Rund 3.000 Heilerziehungspfleger*innen fehlen aktuell allein in Hessen. HEPs begleiten als Fachkräfte in ambulanten oder stationären Wohnangeboten, Rehazentren, Werkstätten, Förderschulen und Kitas beeinträchtigte Menschen, um ihnen ein möglichst selbstbestimmtes Leben zu ermöglichen. Viele Einrichtungen leiden unter einem eklatanten Fachkräftemangel, so auch die NRD. Am Mittwoch, 27.9., kamen nun 300 Demonstrant*innen aus ganz Hessen auf den Wiesbadener Kranzplatz. Darunter mischten sich nicht nur Heilerziehungspfleger*innen und Menschen mit Behinderung, auch viele Eltern und Angehörige machten lautstark auf den bestehenden Missstand aufmerksam. Aus der NRD reisten rund 40 Demonstrant*innen an, darunter die beiden Vorstände Christian Fuhrmann und Dr. Thorsten Hinz. Auch die Mitarbeitervertretung (MAV) der NRD war vor Ort und hielt fleißig selbst gemalte Plakate und Schilder hoch.
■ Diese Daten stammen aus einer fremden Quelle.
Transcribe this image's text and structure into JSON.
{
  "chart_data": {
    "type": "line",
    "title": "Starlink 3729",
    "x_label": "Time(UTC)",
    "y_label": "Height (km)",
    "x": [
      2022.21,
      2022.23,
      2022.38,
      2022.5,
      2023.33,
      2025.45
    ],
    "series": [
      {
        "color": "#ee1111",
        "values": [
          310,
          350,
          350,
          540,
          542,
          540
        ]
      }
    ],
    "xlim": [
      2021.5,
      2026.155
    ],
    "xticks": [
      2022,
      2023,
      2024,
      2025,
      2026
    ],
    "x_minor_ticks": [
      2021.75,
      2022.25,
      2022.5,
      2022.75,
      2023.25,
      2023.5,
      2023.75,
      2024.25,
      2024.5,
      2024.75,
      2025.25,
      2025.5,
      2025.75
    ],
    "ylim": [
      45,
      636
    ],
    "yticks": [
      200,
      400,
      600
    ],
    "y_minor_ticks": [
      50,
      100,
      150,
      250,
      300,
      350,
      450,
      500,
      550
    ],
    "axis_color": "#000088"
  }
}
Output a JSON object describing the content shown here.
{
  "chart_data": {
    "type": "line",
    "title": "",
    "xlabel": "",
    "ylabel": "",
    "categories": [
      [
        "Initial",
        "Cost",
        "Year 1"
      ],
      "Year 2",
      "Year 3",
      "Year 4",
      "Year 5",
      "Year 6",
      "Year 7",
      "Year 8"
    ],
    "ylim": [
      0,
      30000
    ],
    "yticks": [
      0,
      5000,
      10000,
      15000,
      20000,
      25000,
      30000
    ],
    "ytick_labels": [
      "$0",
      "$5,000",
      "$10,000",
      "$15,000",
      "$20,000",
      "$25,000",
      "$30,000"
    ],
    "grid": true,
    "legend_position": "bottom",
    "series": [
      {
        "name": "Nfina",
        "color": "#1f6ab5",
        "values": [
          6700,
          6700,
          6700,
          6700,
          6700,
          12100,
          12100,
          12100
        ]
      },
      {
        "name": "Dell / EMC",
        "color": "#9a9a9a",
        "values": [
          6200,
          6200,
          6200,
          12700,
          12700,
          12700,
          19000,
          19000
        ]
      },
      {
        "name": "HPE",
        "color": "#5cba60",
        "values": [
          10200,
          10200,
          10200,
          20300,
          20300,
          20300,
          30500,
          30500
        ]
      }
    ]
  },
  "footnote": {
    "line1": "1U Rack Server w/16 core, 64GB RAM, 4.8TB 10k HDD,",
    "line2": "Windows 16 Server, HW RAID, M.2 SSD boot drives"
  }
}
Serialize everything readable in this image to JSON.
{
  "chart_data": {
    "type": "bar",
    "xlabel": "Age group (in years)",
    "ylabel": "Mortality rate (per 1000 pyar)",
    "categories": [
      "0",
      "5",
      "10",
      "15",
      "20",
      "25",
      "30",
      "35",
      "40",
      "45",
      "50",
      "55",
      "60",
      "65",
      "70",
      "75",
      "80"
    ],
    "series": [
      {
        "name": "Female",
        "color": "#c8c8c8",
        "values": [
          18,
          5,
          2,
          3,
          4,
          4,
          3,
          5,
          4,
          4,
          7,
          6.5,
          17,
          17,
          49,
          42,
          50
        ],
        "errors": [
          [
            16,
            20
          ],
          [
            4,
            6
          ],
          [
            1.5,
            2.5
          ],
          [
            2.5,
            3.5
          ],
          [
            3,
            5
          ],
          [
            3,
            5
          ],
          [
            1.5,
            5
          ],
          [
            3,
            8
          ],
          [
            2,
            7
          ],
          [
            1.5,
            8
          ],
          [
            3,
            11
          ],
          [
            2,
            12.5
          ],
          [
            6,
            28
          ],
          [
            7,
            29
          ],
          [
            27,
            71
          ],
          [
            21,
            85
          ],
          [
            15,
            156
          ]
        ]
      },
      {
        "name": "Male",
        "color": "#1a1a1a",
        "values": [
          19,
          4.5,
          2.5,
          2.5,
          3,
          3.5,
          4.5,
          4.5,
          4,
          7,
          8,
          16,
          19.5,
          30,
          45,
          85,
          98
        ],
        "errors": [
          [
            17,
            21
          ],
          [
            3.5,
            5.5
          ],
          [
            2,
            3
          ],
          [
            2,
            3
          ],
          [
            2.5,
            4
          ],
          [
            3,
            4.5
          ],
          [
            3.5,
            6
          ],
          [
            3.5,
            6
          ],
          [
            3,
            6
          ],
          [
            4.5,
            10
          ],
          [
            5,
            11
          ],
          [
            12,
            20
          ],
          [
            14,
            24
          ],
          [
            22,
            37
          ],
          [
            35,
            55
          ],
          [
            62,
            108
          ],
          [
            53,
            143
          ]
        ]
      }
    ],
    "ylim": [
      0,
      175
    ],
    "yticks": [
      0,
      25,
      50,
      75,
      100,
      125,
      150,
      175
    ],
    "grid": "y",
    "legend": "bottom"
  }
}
„Hessen braucht HEPs!“, verdeutlicht Bündnis-Initiator und NRD-Vorstand Dr. Thorsten Hinz. „Die Berufsgruppe fällt derzeit leider durch alle politischen Raster und erfährt kaum Unterstützung und Stärkung. Das kann so nicht weitergehen! Wir haben zu wenig Fachkräfte und viel zu wenig Auszubildende in der Heilerziehungspflege. Es können keine neuen Wohngruppen aufgebaut werden, weil wir kein Personal mehr haben. Angehörige warten verzweifelt auf eine Möglichkeit, ihre teils erwachsenen Kinder unterzubringen, die Wartelisten sind lang.“
Schlechte Bezahlung, hohe Zugangshürden
Die Gründe für diesen Missstand sind vielfältig. In Hessen wird die Situation immer prekärer, weil hier die Zugangsvoraussetzungen für eine Ausbildung im Bundesvergleich sehr hoch sind und gleichzeitig die Dauer der Ausbildung sehr lange ist. In Hessen wie auch bundesweit ist ein mittlerer Bildungsabschluss Voraussetzung, um in die dreijährige HEP-Ausbildung einzusteigen. Im Gegensatz zu allen anderen Bundesländern verlangt Hessen für Personen mit mittlerem Bildungsabschluss vor der Ausbildung drei Jahre berufliche Vorerfahrungen oder eine Sozialassistenzausbildung (zwei Jahre). „Sechs Jahre Wegstrecke sind für viele junge Menschen keine attraktive Perspektive, zumal in diesen sechs Jahren kaum ein nennenswerter Verdienst möglich ist! In anderen Bundesländern gelingt der Berufseinstieg deutlich schneller!“, moniert Hinz. HEPs verdienen im Durchschnitt in Hessen als Einstiegsgehalt Brutto Vollzeit zirka 3.100 Euro – zu wenig, um in Ballungszentren bezahlbaren Wohnraum zu finden und für sich und eine mögliche Familie eine Existenz aufzubauen.
Zwar ließ sich kein Politiker und keine Politikerin an einem der zahlreichen Fenster der Staatskanzlei an diesem Mittwoch blicken, dennoch bleibt die Hoffnung, dass die lauten Stimmen an diesem Tag gehört wurden. Die Politik hat eine echte Chance, die Rahmenbedingungen für HEPs zu verbessern – am 8. Oktober sind in Hessen Landtagswahlen.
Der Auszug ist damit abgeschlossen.